After a little chat with my friend CCL, who was also pissed bcoz he’s got far more complicated conditions than I do, I started feeling sorry for all my behaviors these days and the bad mood and depressions I’ve been spreading around my family and friends.

As we all say the good endings costs a long wait. For I always knew that and exactly the proper words to make people in such situations feel better, I never had a chance to practice when it happens to me, until now. Waiting for a visa might be the worst thing ever happened to a 22 year old Chinese female like me, one who was born into a complete family with decent childhood and teenage education, for it seems that the waiting never ends and all that would come across my mind was the worst that could happen. However this was definitely no excuse at all to upset everyone around you neither.

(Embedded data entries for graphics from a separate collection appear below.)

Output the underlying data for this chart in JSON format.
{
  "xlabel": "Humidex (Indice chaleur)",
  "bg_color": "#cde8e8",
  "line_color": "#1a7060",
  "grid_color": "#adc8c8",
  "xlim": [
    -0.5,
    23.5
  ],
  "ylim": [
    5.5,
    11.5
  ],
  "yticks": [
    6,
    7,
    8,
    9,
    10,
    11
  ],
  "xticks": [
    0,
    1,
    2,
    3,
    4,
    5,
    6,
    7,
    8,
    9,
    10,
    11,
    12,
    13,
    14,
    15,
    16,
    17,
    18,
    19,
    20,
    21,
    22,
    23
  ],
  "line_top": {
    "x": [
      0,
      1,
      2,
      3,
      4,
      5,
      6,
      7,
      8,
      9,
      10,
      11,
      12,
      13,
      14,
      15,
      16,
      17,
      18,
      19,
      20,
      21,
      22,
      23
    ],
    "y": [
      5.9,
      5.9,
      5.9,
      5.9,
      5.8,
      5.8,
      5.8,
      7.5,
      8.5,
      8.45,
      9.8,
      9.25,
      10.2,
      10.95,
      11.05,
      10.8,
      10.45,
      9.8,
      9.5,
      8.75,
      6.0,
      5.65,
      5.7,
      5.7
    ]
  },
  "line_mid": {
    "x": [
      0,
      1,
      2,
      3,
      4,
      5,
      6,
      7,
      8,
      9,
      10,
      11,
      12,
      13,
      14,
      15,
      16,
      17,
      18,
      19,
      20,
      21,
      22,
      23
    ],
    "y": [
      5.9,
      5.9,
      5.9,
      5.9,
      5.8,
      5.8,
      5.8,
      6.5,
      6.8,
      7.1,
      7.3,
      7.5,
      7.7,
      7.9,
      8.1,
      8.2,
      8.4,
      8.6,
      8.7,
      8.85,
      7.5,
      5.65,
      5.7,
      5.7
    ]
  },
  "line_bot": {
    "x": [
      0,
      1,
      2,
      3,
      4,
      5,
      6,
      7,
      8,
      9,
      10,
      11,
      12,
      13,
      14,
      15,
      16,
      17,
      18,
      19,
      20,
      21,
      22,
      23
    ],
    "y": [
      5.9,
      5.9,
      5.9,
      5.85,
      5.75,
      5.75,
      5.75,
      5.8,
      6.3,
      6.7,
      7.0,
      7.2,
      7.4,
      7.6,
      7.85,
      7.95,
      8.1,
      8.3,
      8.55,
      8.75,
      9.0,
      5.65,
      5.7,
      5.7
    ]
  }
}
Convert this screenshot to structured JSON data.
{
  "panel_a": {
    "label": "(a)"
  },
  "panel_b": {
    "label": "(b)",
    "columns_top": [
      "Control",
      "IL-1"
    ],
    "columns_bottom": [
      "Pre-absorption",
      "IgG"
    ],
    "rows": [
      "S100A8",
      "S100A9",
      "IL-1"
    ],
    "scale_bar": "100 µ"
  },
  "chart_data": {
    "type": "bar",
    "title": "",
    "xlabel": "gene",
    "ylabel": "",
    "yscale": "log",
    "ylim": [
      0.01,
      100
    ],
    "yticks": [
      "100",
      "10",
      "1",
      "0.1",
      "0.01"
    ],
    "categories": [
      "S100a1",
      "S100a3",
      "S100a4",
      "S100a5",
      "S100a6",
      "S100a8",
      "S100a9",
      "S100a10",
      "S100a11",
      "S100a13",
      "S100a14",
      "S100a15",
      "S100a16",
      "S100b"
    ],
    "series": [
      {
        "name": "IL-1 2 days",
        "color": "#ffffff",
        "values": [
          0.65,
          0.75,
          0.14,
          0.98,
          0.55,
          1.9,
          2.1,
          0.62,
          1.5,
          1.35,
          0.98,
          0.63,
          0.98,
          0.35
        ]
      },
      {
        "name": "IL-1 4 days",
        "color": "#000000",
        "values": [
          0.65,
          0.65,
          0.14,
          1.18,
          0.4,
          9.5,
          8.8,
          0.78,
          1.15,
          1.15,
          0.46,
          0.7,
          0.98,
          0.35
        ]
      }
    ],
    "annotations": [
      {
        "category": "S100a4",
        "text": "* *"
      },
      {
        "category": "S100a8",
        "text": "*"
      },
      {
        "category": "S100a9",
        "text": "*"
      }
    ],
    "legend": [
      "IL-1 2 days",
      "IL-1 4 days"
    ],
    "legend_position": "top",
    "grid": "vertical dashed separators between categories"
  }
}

In the past few weeks as the waiting started annoying me a certain fear lingers. As I wake up in the morning I can’t see hope coming for I never suppose the day would be the one that my phone rings and I receive the news I’ve been waiting for so long. You might lose as well the will to get out of bed, even freshen up for the coming noon, maybe not even willing to take a step downstairs to get yourself a simple cup of milk and call it a decent beginning. Things would get even worse when all the incoming calls are from friends and relatives, asking, out of definitely good intention, about how the visa ended. At first I would answer it and tell them politely that I’m still waiting, with hope maybe, and thanks for concerning; however as time goes by and hope fading away, I couldn’t help at questioning myself if everything would just be fine as we all expected.

Time kills your willing to believe. Somehow as I grow up I started to learn how every decision and every step may affect the rest of one’s life. As a kid I could stay up till 3 in the morning playing video games or simply doing nothing at all before the coming exam while I still get good grades and high scores. Somehow, and that’s the very tricky part, when you start to pay attention on everything you do and every word you say, you do it wrong and fail your own little hope. It was all right when I took the few early exams in college, for getting a better grade might be important, but not serious enough to get me depressed if I don’t. As I realized how important it might be to me to get a certain thing done, the chance of failure might rise just bcoz of some weird yet key detail. So here I am, worried to death about whether I’ll get the visa or not, as for me it will decide if I’m gonna waste another year waiting or not losing any precious minute or penny in a bad decision of the embassy of Spain.

Anyway, I think I owe an apology to everyone affected by my bad mood, for my cold unconcerning face and my foolishness. According to my mothers’ criticize a few years back I was too busy thinking about my own business that I almost ignored the rest of the world, I suppose I never learned to adjust myself to be a better person. I’m so very sorry that my only worry these days was the result of my visa and the possible consequences that might be brought by an unwanted ending, and I’m even sorrier that how all the others surprise me when they told me they have their own crap in their lives that they didn’t feel like talking to me for they all wanted me to get easy and not disturbed by more problems.

I’m sorry that I’ve been so ungrateful and selfish, and I guess I’ve realized what truly matters is not how the visa could screw my life, but how important it is to me that people I love lead happy lives and that we could share the feelings and work it out together. Or say I’m at least on the way.

评论

  1. You expressed all my similar feelings in that year, the year that I never regret to spend all my days pending, waiting for and counting on the best ending.